As a program of applied humanities, the Herbst Program of Humanities in engineering asks future engineers to interrogate their world consciously and intentionally. In Herbst's Great Books classes, students wrestle with how a more skillful lifelong engagement of literature, philosophy, and the arts can enrich and inform who they become and how they engage with their world.
One class in particular—HUEN 2020, The Meaning of Information Technology—asks CU engineering students to consider what it means to be active citizens in a networked digital age. Each fall, the popular course examines online privacy and the legal and personal implications of being public on the Web.
Students learn how emerging forms of communication, such as texting, tweeting, and geolocational mapping, modify our social behavior as well as our means of gathering, interacting with, displaying, and using information.
Students consider who we are and who we become in social networks, online games, and virtual worlds. A particularly profound aspect of the course is students' opportunity to investigate and reflect on their public online identity: They learn how to make wise choices about their privacy, and to shape an online presence that is both intentional and meaningful. In lab sessions, students "clean up" their virtual identities, creating strategic public representations of themselves and their work.
Digital literacy is a fundamental skill set for our networked information age: At minimum, it is the ability to read and interpret media, to reproduce data and images through digital manipulation, and to evaluate and apply new knowledge gained from digital environments.

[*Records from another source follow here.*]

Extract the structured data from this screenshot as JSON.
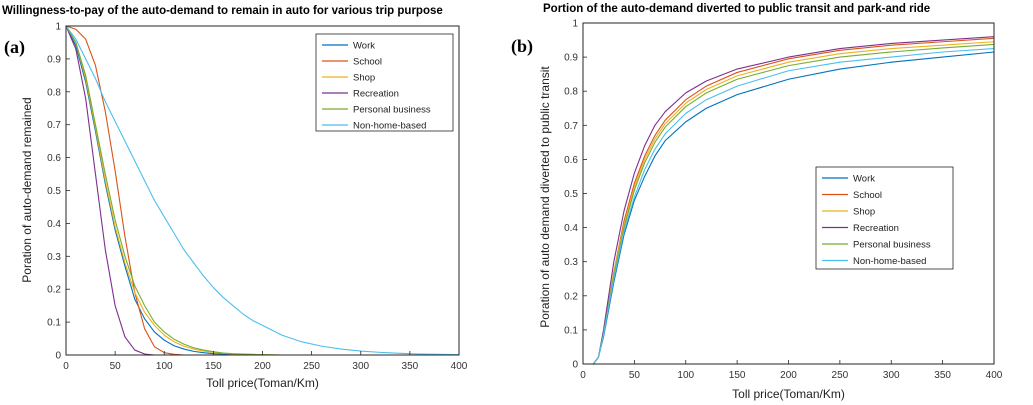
{
  "figure": {
    "panels": [
      {
        "letter": "(a)"
      },
      {
        "letter": "(b)"
      }
    ]
  },
  "chart_data": [
    {
      "type": "line",
      "title": "Willingness-to-pay of the auto-demand to remain in auto for various trip purpose",
      "xlabel": "Toll price(Toman/Km)",
      "ylabel": "Poration of auto-demand remained",
      "xlim": [
        0,
        400
      ],
      "ylim": [
        0,
        1
      ],
      "xticks": [
        0,
        50,
        100,
        150,
        200,
        250,
        300,
        350,
        400
      ],
      "yticks": [
        0,
        0.1,
        0.2,
        0.3,
        0.4,
        0.5,
        0.6,
        0.7,
        0.8,
        0.9,
        1
      ],
      "grid": false,
      "legend_position": "top-right",
      "x": [
        0,
        10,
        20,
        30,
        40,
        50,
        60,
        70,
        80,
        90,
        100,
        110,
        120,
        130,
        140,
        150,
        160,
        170,
        180,
        190,
        200,
        220,
        240,
        260,
        280,
        300,
        320,
        340,
        360,
        380,
        400
      ],
      "series": [
        {
          "name": "Work",
          "color": "#0072BD",
          "values": [
            1.0,
            0.94,
            0.83,
            0.68,
            0.52,
            0.38,
            0.27,
            0.17,
            0.11,
            0.07,
            0.045,
            0.028,
            0.018,
            0.011,
            0.007,
            0.004,
            0.003,
            0.002,
            0.001,
            0.0005,
            0,
            0,
            0,
            0,
            0,
            0,
            0,
            0,
            0,
            0,
            0
          ]
        },
        {
          "name": "School",
          "color": "#D95319",
          "values": [
            1.0,
            0.99,
            0.96,
            0.88,
            0.74,
            0.56,
            0.36,
            0.19,
            0.08,
            0.025,
            0.007,
            0.002,
            0,
            0,
            0,
            0,
            0,
            0,
            0,
            0,
            0,
            0,
            0,
            0,
            0,
            0,
            0,
            0,
            0,
            0,
            0
          ]
        },
        {
          "name": "Shop",
          "color": "#EDB120",
          "values": [
            1.0,
            0.95,
            0.84,
            0.69,
            0.53,
            0.39,
            0.28,
            0.19,
            0.13,
            0.09,
            0.06,
            0.04,
            0.027,
            0.018,
            0.012,
            0.008,
            0.005,
            0.003,
            0.002,
            0.001,
            0.0005,
            0,
            0,
            0,
            0,
            0,
            0,
            0,
            0,
            0,
            0
          ]
        },
        {
          "name": "Recreation",
          "color": "#7E2F8E",
          "values": [
            1.0,
            0.93,
            0.78,
            0.55,
            0.32,
            0.15,
            0.055,
            0.015,
            0.003,
            0,
            0,
            0,
            0,
            0,
            0,
            0,
            0,
            0,
            0,
            0,
            0,
            0,
            0,
            0,
            0,
            0,
            0,
            0,
            0,
            0,
            0
          ]
        },
        {
          "name": "Personal business",
          "color": "#77AC30",
          "values": [
            1.0,
            0.95,
            0.85,
            0.7,
            0.55,
            0.41,
            0.3,
            0.21,
            0.15,
            0.1,
            0.07,
            0.048,
            0.033,
            0.022,
            0.015,
            0.01,
            0.006,
            0.004,
            0.003,
            0.002,
            0.001,
            0,
            0,
            0,
            0,
            0,
            0,
            0,
            0,
            0,
            0
          ]
        },
        {
          "name": "Non-home-based",
          "color": "#4DBEEE",
          "values": [
            1.0,
            0.96,
            0.9,
            0.84,
            0.77,
            0.71,
            0.65,
            0.59,
            0.53,
            0.47,
            0.42,
            0.37,
            0.32,
            0.28,
            0.24,
            0.205,
            0.175,
            0.15,
            0.125,
            0.105,
            0.09,
            0.06,
            0.04,
            0.027,
            0.018,
            0.012,
            0.008,
            0.005,
            0.003,
            0.002,
            0.001
          ]
        }
      ]
    },
    {
      "type": "line",
      "title": "Portion of the auto-demand diverted to public transit and park-and ride",
      "xlabel": "Toll price(Toman/Km)",
      "ylabel": "Poration of auto demand diverted to public transit",
      "xlim": [
        0,
        400
      ],
      "ylim": [
        0,
        1
      ],
      "xticks": [
        0,
        50,
        100,
        150,
        200,
        250,
        300,
        350,
        400
      ],
      "yticks": [
        0,
        0.1,
        0.2,
        0.3,
        0.4,
        0.5,
        0.6,
        0.7,
        0.8,
        0.9,
        1
      ],
      "grid": false,
      "legend_position": "center-right",
      "x": [
        10,
        15,
        20,
        25,
        30,
        40,
        50,
        60,
        70,
        80,
        100,
        120,
        150,
        200,
        250,
        300,
        350,
        400
      ],
      "series": [
        {
          "name": "Work",
          "color": "#0072BD",
          "values": [
            0,
            0.02,
            0.08,
            0.16,
            0.24,
            0.38,
            0.48,
            0.55,
            0.61,
            0.655,
            0.71,
            0.75,
            0.79,
            0.835,
            0.865,
            0.885,
            0.9,
            0.915
          ]
        },
        {
          "name": "School",
          "color": "#D95319",
          "values": [
            0,
            0.02,
            0.09,
            0.18,
            0.27,
            0.42,
            0.53,
            0.61,
            0.67,
            0.715,
            0.775,
            0.815,
            0.855,
            0.895,
            0.92,
            0.935,
            0.945,
            0.955
          ]
        },
        {
          "name": "Shop",
          "color": "#EDB120",
          "values": [
            0,
            0.02,
            0.09,
            0.18,
            0.27,
            0.41,
            0.52,
            0.6,
            0.66,
            0.705,
            0.765,
            0.805,
            0.845,
            0.885,
            0.91,
            0.925,
            0.935,
            0.945
          ]
        },
        {
          "name": "Recreation",
          "color": "#7E2F8E",
          "values": [
            0,
            0.02,
            0.1,
            0.2,
            0.3,
            0.45,
            0.56,
            0.64,
            0.7,
            0.74,
            0.795,
            0.83,
            0.865,
            0.9,
            0.925,
            0.94,
            0.95,
            0.96
          ]
        },
        {
          "name": "Personal business",
          "color": "#77AC30",
          "values": [
            0,
            0.02,
            0.09,
            0.175,
            0.26,
            0.4,
            0.51,
            0.59,
            0.65,
            0.695,
            0.755,
            0.795,
            0.835,
            0.875,
            0.9,
            0.915,
            0.927,
            0.937
          ]
        },
        {
          "name": "Non-home-based",
          "color": "#4DBEEE",
          "values": [
            0,
            0.02,
            0.085,
            0.17,
            0.25,
            0.39,
            0.49,
            0.57,
            0.63,
            0.675,
            0.735,
            0.775,
            0.815,
            0.86,
            0.885,
            0.9,
            0.915,
            0.925
          ]
        }
      ]
    }
  ]
}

It is also about developing the qualities of mind to reflect on the ethical and social implications of what we do with IT, including the ethics and legal implications of downloading music and other digital content, the unintended consequences of IT adoption, and the challenges of searching for and producing authentic information.
Students "look under the hood" to understand how IT works: from telegraph, radio, and satellite technologies through social networks, mobile networks, torrents, and digital books. Finally, they examine the consequences and challenges of their own hyper-connectedness, including the cognitive challenges of "multitasking," their own digital distraction, and the ways in which they learn most effectively.
The Herbst Program of Humanities engages students with ideas that profoundly affect us all, both individually and as members of a technology-infused and seemingly technology-driven society.